Multi-view heterogeneous molecular network representation learning for protein–protein interaction prediction

BACKGROUND: Protein–protein interaction (PPI) plays an important role in regulating cells and signals. Despite the ongoing efforts of the bioassay group, continued incomplete data limits our ability to understand the molecular roots of human disease. Therefore, it is urgent to develop a computational method to predict PPIs from the perspective of molecular system. METHODS: In this paper, a highly efficient computational model, MTV-PPI, is proposed for PPI prediction based on a heterogeneous molecular network by learning inter-view protein sequences and intra-view interactions between molecules simultaneously.

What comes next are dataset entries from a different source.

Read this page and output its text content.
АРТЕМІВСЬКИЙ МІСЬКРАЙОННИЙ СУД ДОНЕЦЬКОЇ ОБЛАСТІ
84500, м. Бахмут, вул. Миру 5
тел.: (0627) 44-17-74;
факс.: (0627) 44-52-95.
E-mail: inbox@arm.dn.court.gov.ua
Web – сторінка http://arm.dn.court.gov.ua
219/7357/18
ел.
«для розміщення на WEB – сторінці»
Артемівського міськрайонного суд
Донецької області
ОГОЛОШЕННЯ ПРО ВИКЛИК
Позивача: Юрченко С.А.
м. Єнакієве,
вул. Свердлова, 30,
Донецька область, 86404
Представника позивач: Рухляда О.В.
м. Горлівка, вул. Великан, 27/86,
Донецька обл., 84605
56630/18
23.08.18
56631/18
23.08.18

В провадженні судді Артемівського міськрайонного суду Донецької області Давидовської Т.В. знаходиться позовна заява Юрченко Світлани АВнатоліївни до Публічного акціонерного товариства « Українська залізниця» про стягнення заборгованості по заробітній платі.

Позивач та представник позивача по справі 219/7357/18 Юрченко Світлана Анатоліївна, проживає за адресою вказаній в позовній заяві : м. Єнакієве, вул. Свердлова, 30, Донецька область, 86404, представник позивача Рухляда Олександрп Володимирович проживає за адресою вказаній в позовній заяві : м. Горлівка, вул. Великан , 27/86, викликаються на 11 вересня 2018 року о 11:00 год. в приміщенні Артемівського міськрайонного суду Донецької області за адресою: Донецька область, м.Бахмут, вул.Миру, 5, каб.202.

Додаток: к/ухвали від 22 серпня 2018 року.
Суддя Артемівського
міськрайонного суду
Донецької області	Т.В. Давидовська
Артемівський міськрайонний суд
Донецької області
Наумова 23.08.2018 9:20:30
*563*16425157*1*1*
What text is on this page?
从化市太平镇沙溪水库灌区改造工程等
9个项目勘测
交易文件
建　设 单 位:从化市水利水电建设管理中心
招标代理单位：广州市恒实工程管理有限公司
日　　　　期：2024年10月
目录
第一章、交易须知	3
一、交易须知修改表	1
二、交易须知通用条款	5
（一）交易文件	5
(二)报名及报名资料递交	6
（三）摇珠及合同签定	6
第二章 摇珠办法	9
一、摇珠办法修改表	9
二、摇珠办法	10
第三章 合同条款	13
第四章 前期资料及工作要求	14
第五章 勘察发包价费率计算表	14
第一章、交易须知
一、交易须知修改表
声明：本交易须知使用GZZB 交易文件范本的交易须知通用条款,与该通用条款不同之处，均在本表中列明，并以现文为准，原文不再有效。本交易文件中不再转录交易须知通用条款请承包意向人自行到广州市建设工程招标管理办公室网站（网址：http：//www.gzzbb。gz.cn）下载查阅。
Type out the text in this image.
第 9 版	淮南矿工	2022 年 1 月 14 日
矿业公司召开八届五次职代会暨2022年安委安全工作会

On the one hand, the inter-view feature is extracted from the protein sequence by k-mer method. On the other hand, we use a popular embedding method LINE to encode the heterogeneous molecular network to obtain the intra-view feature. Thus, the protein representation used in MTV-PPI is constructed by the aggregation of its inter-view feature and intra-view feature. Finally, random forest is integrated to predict potential PPIs. RESULTS: To prove the effectiveness of MTV-PPI, we conduct extensive experiments on a collected heterogeneous molecular network with the accuracy of 86.55%, sensitivity of 82.49%, precision of 89.79%, AUC of 0.9301 and AUPR of 0.9308. Further comparison experiments are performed with various protein representations and classifiers to indicate the effectiveness of MTV-PPI in predicting PPIs based on a complex network. CONCLUSION: The achieved experimental results illustrate that MTV-PPI is a promising tool for PPI prediction, which may provide a new perspective for the future interactions prediction researches based on heterogeneous molecular network.